Through a system of grants, it will also strengthen the capacities of environmental organizations, allowing them to push for climate action more ambitiously and decisively.

Igor Jezdimirović from Environment Engineering Group warned that the time to act is now, reminding panelists that climate action is also a political issue.

“Our generation has lived in the times of theory and predictions, and right now, these predictions are coming true,” he said, advising young people to make the best of the global network by copying good ideas and adding their own twist to solutions to overcome the problems in their local community. 

“You have two ways to act: one is to set a good example in your local environment and the other is to push the decision-makers to stand for your interests, interests of young people, and all people. This interest should be your health and clean environment, not profit. Unfortunately, the overall society is often run by profit, and that is the thing I hope that this situation can change and that our youth will be the ones to lead this change.”

Francoise Jacob agreed that the issue of climate action is also the issue of a political shift requiring strong citizen movement, more awareness and less fear, as well as ensuring that all the partners are on board.

 „We need to build a better story, we need to be very diligent in working with data.
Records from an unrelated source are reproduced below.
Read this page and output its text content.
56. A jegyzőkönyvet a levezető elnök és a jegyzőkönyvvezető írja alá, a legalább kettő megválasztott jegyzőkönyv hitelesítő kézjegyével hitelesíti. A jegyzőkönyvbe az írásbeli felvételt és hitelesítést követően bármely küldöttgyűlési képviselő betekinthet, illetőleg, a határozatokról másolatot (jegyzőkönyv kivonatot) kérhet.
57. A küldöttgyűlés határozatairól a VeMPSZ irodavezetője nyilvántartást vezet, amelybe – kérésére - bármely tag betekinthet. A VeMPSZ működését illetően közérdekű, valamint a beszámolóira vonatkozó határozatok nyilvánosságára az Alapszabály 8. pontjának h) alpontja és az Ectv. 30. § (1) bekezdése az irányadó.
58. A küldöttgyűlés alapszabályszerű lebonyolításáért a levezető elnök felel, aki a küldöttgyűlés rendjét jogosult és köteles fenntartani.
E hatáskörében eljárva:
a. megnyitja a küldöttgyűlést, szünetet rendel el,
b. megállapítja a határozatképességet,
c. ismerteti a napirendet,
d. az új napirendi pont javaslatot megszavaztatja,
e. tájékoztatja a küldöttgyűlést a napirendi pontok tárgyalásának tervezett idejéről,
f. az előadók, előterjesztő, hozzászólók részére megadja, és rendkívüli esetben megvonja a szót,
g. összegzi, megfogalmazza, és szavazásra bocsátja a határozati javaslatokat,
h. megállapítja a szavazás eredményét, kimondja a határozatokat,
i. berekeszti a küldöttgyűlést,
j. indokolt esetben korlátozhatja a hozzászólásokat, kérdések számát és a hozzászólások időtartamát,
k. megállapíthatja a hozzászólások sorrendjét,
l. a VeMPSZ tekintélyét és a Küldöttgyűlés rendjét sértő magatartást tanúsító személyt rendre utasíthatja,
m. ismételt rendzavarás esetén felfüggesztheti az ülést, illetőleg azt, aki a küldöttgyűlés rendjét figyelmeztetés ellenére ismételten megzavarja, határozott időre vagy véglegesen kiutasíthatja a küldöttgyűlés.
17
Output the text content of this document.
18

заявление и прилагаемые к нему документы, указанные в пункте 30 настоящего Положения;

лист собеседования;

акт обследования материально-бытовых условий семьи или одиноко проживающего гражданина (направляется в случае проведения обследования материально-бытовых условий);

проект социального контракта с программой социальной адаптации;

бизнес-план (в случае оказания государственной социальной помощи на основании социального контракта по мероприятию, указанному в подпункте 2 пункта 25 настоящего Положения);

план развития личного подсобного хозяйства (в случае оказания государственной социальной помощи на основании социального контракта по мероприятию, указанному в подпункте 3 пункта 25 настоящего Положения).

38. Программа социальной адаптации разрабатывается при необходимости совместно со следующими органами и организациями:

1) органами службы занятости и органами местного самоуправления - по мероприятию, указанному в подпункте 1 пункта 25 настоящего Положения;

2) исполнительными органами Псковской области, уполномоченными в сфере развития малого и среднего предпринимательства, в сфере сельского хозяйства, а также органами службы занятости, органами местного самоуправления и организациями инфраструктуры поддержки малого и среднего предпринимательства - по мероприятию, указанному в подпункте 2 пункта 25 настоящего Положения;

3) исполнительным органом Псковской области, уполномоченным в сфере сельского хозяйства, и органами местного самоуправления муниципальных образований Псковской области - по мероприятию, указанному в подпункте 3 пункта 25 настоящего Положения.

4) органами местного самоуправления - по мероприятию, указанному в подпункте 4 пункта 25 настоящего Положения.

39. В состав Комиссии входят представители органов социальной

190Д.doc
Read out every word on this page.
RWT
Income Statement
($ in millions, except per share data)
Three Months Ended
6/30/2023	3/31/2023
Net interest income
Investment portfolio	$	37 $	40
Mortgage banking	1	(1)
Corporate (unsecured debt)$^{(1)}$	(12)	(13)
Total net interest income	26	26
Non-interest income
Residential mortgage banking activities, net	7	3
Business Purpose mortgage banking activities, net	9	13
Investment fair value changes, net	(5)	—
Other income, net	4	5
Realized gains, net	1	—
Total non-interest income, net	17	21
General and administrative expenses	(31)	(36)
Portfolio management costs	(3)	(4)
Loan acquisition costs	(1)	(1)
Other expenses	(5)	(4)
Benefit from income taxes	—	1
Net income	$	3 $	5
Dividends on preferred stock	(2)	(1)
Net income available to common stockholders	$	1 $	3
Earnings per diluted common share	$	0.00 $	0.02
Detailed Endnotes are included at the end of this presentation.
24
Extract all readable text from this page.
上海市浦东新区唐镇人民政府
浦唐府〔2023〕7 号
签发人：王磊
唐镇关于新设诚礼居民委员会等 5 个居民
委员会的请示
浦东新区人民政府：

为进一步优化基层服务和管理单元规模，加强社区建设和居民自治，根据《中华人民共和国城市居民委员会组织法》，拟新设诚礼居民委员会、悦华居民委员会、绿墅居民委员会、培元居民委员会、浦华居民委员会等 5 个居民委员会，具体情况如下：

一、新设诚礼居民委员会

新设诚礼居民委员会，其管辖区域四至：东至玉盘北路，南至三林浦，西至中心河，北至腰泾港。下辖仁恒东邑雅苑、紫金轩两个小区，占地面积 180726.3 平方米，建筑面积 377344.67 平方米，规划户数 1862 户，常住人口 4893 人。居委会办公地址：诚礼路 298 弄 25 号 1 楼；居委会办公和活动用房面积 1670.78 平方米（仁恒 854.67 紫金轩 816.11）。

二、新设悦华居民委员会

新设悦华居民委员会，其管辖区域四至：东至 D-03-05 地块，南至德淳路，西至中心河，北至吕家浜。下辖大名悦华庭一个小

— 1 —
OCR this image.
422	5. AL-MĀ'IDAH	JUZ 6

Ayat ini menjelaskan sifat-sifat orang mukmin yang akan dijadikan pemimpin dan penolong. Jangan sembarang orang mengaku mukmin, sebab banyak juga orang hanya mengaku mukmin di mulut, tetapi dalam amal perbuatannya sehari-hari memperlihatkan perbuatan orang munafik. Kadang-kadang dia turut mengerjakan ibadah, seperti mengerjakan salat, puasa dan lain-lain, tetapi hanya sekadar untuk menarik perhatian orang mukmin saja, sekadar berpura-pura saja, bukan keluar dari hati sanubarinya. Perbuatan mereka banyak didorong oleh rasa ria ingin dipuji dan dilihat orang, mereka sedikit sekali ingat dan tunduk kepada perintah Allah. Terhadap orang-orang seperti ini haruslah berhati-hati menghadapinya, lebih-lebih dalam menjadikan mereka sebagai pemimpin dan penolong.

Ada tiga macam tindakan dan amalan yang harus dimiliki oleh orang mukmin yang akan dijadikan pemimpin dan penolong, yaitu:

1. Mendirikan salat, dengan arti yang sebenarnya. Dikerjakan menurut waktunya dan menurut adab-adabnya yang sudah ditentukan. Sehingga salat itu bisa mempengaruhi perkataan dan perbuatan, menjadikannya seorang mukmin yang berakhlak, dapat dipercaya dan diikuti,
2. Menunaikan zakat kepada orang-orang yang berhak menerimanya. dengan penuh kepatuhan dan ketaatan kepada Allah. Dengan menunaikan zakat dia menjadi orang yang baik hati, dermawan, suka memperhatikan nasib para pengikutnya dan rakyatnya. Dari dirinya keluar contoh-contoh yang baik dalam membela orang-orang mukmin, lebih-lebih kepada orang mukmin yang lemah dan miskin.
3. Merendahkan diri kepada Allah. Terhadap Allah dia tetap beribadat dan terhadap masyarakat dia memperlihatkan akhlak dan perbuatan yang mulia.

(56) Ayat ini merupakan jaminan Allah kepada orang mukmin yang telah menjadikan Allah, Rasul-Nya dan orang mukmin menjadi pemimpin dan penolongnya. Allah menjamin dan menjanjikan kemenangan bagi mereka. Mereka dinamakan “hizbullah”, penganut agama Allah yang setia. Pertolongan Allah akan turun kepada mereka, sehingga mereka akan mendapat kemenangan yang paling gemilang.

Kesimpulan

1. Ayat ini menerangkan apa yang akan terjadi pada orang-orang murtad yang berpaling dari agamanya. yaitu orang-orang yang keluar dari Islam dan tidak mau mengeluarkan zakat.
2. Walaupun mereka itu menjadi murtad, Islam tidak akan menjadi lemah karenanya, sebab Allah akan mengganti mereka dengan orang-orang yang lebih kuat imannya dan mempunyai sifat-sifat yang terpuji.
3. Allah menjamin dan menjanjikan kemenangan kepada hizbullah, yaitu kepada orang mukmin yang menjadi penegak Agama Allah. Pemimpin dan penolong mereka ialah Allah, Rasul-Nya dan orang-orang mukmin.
There is data, a real picture showing implications of the old ways and new ways of doing business – costs, benefits, short, mid and long term,” she noted.

Just like it started, the conversation wrapped up with a positive note, despite the grim reality of the current Covid-19 pandemic.

“The Covid recovery is a great opportunity – because people are ready for change, expect change, want change, and it’s a good time to engage with the general public,” Jacob concluded.